I am trying to prepare metaphase slides of mice bone marrow to screen chromosomal aberrations but the cells look very small and don't rupture during the process.
The cells need to be delicate so that they will burst when dropped onto a microscope slide. To achieve this, you need to add a hypotonic solution to the cells, which has a lower concentration of solutes relative to the inside of the cell. This causes an osmotic gradient to form between the outside and the inside of the cells. Thus, adding the hypotonic solution causes the cells to swell, making them very fragile.
The easiest way to achieve this balance is to add the hypotonic solution a little at a time, rather than the whole amount at once. In this way, you can resuspend your cells slowly, allowing for uniform swelling. You may want to make sure that there are no clumps of cells in your tube. Gently tapping on the tube should break up any unwanted cell clumps. The most common hypotonic solution for metaphase spreads is potassium chloride, but some protocols use sodium citrate.
You should think of the cells like water balloons. You may want them full enough so that they’ll burst when they hit something, but be a little careful, not so full enough to break in your hands!
You may want to refer to the articles attached below. These may be helpful.
We do use 0.075M potassium chloride solution as a hypotonic solution.
We flush out the bone marrow from femur of the mouse with an isotonic solution and centrifuge the tubes at 10,000 rpm for 10 minutes.
Then we add hypotonic drop by drop to the tube containing the pelleted cells and incubate them for 30 minutes at 37°C.
After that we centrifuge again at 10,000 rpm for 10 minutes and add 5 ml of methanol:acetic acid fixative drop by drop and repeat centrifugation and fixation two more times.

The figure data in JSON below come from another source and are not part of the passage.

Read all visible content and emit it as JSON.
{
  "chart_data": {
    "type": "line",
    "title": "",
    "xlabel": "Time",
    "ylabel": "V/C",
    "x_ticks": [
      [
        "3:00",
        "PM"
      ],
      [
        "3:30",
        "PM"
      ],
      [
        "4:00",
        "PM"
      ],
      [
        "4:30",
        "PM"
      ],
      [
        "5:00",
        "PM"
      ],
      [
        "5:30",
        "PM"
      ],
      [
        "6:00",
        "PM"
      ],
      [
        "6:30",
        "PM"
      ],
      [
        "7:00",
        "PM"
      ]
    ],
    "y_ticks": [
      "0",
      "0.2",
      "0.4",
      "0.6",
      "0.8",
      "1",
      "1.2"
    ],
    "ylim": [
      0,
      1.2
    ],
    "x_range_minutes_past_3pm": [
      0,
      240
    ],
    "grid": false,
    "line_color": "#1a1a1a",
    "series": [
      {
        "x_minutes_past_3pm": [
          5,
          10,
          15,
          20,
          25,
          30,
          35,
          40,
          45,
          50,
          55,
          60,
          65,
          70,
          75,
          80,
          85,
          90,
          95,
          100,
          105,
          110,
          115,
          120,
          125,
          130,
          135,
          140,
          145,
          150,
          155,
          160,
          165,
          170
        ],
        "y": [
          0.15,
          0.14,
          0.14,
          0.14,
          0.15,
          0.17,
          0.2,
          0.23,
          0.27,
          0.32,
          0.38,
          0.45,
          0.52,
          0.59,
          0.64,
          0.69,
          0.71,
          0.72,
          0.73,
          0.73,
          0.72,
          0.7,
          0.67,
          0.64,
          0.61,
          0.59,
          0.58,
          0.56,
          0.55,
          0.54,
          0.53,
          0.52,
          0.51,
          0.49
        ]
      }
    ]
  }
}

Please note that when adding hypotonic or fixative drop by drop we vortex the tubes during the whole process.
Could the rpm speed of centrifugation be harsh for the cells that it shrunkens the cells again?
Or could it be the vortexing of the tubes? Or both?
Note #2: we are doing normal light microscopy with no fluorescent dyes or special types of microscopy. We use just giemsa staining.